Bu çelişkiler içinde kıvranıp dururken, nihayet bir gün... l934 yılı bir kış akşamı vapurda karşılaştığı meçhul bir şahsın tavsiyesi ile Ağa Camii'ne gidiyor. Ve orada rehberini, efendisini tanıyor. Bundan sonra Üstad'ın kendi ifadesi ile "Gözleri, gözleri daima baktığı şeylerin ilerisindeki bir görünmeze bakan gözleri." kendisini kıskıvrak yakalıyor. İşte Necip Fazıl'ı bu faktörden soyutlayarak anlamak imkansız. Bundan sonra anlatacaklarımız kısaca sözünü ettiğimiz tanışmadan sonra.

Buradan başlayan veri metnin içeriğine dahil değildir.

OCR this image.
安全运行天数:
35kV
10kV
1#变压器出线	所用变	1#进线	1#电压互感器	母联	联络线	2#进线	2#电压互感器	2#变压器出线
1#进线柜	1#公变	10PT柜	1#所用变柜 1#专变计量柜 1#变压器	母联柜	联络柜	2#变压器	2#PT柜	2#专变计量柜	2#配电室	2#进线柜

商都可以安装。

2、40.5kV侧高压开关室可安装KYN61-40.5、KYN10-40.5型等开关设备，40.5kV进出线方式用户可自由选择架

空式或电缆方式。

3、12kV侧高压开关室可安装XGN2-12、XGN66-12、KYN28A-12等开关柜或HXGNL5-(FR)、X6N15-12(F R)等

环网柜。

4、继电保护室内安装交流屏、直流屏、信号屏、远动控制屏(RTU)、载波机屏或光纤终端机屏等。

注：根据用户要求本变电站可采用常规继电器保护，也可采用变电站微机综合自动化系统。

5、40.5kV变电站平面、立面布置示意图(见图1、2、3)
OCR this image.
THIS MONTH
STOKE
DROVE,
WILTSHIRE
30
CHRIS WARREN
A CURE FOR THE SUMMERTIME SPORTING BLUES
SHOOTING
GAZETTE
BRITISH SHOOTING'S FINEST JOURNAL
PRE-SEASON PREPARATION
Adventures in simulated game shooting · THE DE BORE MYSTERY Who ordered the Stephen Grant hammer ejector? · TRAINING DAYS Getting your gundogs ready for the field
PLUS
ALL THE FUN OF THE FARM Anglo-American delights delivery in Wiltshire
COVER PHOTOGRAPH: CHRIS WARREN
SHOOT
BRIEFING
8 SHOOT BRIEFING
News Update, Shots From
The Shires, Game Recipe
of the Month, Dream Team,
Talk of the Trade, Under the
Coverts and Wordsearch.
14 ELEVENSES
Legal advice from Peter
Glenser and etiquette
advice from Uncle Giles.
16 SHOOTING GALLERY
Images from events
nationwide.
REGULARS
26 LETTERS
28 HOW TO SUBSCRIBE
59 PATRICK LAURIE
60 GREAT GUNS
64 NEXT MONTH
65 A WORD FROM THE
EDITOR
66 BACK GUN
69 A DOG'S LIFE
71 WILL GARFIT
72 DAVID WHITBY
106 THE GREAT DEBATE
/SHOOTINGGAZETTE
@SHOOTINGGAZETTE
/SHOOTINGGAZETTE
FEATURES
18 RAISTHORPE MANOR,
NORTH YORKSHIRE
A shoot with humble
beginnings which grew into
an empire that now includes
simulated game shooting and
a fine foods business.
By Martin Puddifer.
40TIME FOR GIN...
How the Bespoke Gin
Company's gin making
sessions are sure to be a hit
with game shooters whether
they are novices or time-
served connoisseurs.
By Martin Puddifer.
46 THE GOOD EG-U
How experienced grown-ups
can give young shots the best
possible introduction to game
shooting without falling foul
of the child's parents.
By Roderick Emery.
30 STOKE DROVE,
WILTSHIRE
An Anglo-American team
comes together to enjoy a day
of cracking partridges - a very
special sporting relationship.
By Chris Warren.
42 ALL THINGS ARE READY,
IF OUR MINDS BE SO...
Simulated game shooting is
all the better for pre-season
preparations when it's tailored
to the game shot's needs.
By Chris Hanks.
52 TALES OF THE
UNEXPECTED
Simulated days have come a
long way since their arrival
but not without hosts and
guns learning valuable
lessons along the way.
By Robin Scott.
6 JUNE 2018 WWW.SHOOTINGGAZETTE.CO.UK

l938 yılı başlarında kendisinden bir milli marş isterler. İşte bu marşı yazarken bir mısra nurla fışkırır ruhunun derinliklerinden:
Doğsun BÜYÜK DOĞU benden doğarak!
Yine kendi ifadesiyle "Nelerden neler doğuyor ve neler nelere vesile oluyor?"
Böylece Büyük Doğu yavaş yavaş kendi içinde pişerek, olgunlaşarak, oluşarak bir İdeolocya olma haysiyetini kazanıyor. Nedir Büyük Doğu? Hep kendi ifadesiyle:
"Doğuş olmaya doğuş... Doğu olmaya doğu... En doğrusu Doğunun doğuşu... Büyük Doğu, İslam içinde ne yeni bir mezhep, ne de yeni bir içtihad kapısı... sadece "Sünnet ve Cemaat ehli" tabirinin mutlak ve pazarlıksız çerçeve içinde, olanca saffet ve asliyetiyle İslamiyete yol açma geçidi; ve çoktan beri kaybedilmiş bulunan bu saffet ve asliyeti yirmibirinci asrın eşiğinde eşya ve hadiselere tatbik etme işi... Galiba işlerin de en değerli ve pahalısı..."[14]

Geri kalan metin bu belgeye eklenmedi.